Care leaders call for workforce strategy after clamp down on overseas workers
Care leaders have called for a new workforce strategy to drive domestic recruitment after the home secretary yesterday tightened rules on access to overseas workers.
The calls followed James Cleverly’s five-point plan to reduce net migration which included stopping overseas care workers from bringing dependants and increasing the salary threshold for overseas workers by a third to £38,700 from spring 2024, while exempting health and social care visas.
Mike Padgham, chair of the Independent Care Group, welcomed health and social care’s exemption from the increase in the visa salary threshold but warned stopping dependants would deter workers from coming to the UK.
“Social care provision is on its knees,” Padgham said. “The last thing we need is tinkering with the lifeline of overseas workers that we have been thrown.
“We need that workforce strategy. We need to reform social care and give the sector parity with the NHS. We need to give social care workers the pay, terms and conditions they deserve and that match those of their counterparts at the NHS. Then we might see a reduction in the workforce shortage that is threatening proper, safe care delivery.”
Martin Green, chief executive of Care England, said the government was making it harder for care providers to recruit foreign workers who had saved the social care sector.

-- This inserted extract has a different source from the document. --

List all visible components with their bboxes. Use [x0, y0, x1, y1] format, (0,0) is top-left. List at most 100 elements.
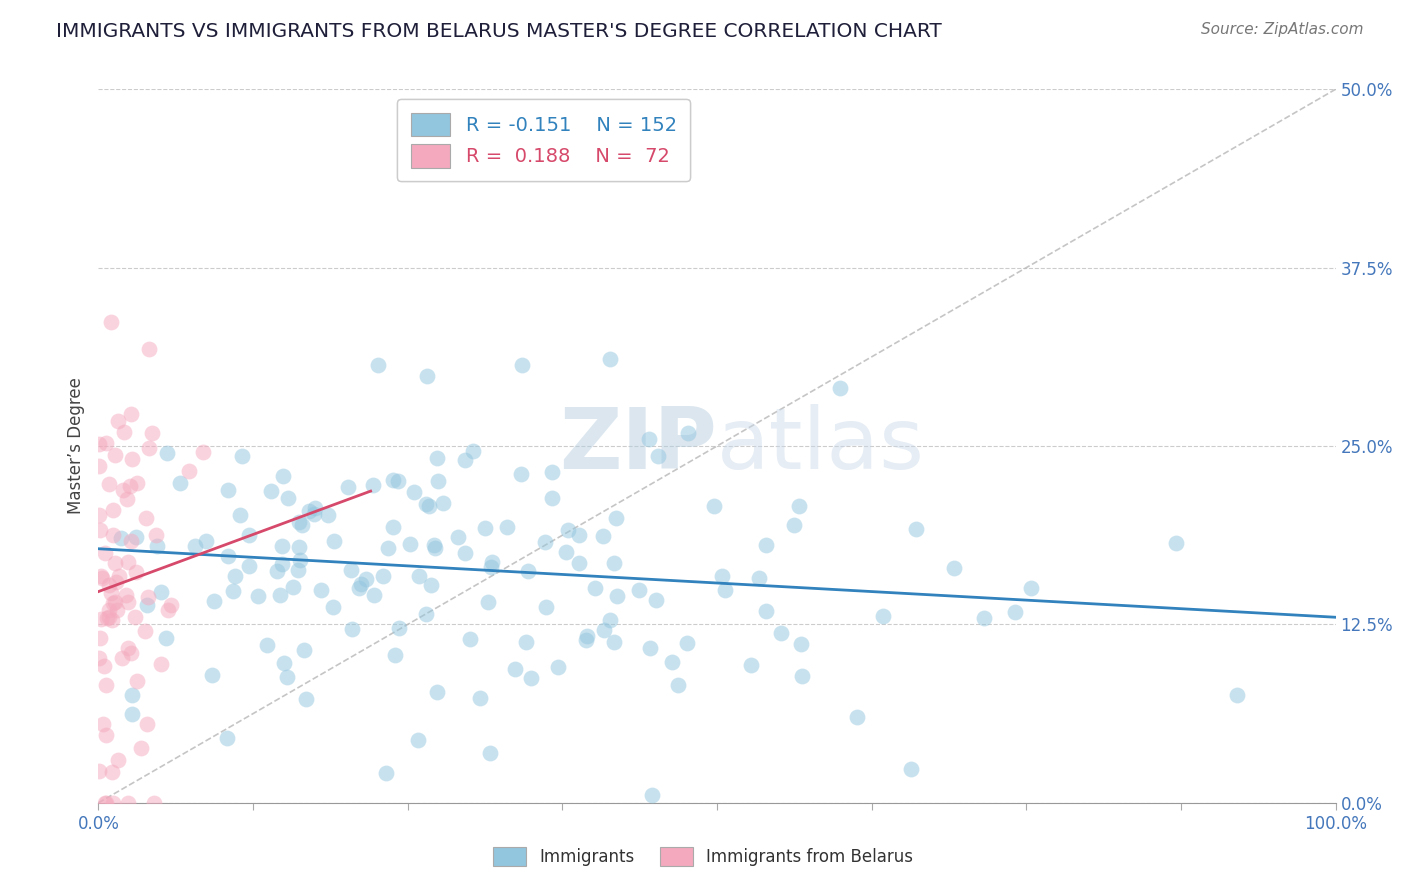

“If the government now wants to move away from international recruitment as the solution to fixing the social care workforce crisis, it must act swiftly and invest in improving the pay and conditions to drive domestic recruitment,” he added.
Chair of the Care Provider Alliance, Dr Jane Townson, said: “We urge the government to provide sufficient funding for public bodies to increase fee rates, so that providers can offer competitive pay and terms and conditions of employment to UK workers and reduce reliance on overseas workers.”
Suhail Mirza, non-executive director of Newcross Healthcare, commented: “The immigration plans announced by the home secretary yesterday could, as some have said, be ruinous to the social care and NHS sectors. If these restrictions are to come into effect the imperative upon the government to properly fund the sector and fast track a comprehensive workforce strategy for it is urgent.”